In re the Claim of Dailey

Appeal from a decision of the Unemployment Insurance Appeal Board, filed December 16, 1981, which ruled that claimant was ineligible to receive unemployment benefits during the summer recess between successive academic years because he had a reasonable assurance of continuing to perform such services in the next academic year (Labor Law, § 590, subd 10). During the school year ending June 19,1981, claimant, a certified school social worker, had been employed in *1038that capacity by the Wayne Finger Lakes Board of Cooperative Educational Services to provide social services to two school districts. Earlier that month he had been approved, and accepted an appointment, for the 1981-1982 academic year as a school social worker in the Victor Central School District, one of the two districts he had been serving. Claimant contends that the counseling and consultation he furnishes is dissimilar from that provided by certified teachers, and, therefore, is not instructional in nature; hence he has been improperly found ineligible to receive benefits.
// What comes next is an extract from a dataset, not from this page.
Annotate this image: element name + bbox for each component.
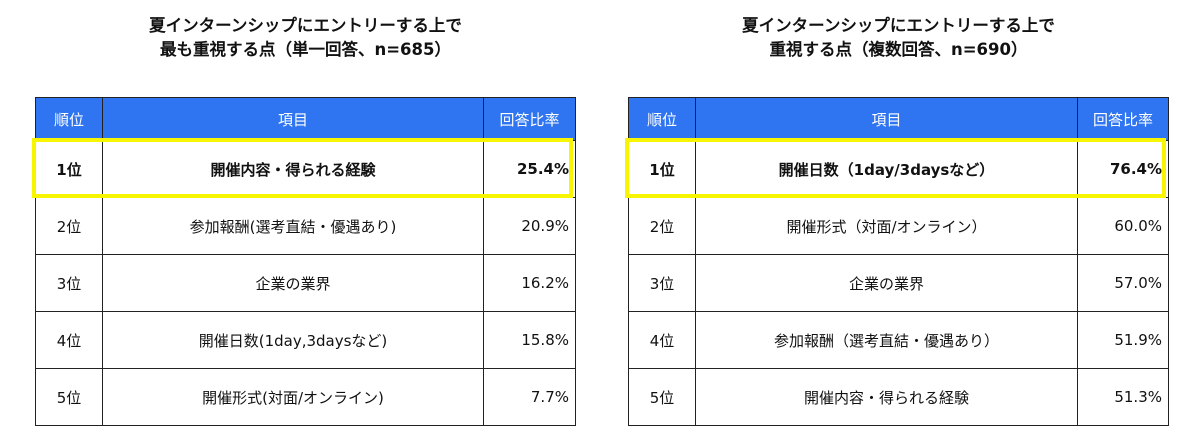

We affirm. Given the admitted fact that the services claimant rendered consisted of counseling students, from kindergarten through twelfth grade, regarding school-related problems which interfered with the students’ learning process, and referrals to him of students for counseling were generally made by the school’s personnel, we cannot say that the board’s conclusion that those services were “instructional” is either unsupported by the' evidence or irrational. Furthermore, we note that even if claimant’s services be viewed as noninstructional, he still would be ineligible for benefits by virtue of subdivision 11 of section 590 of the Labor Law (see Matter of La Mountain [Westport Cent. School Dist. Ross], 51 NY2d 318). Decision affirmed, without costs. Sweeney, J. P., Main, Mikoll, Yesawich, Jr., and Levine, JJ., concur.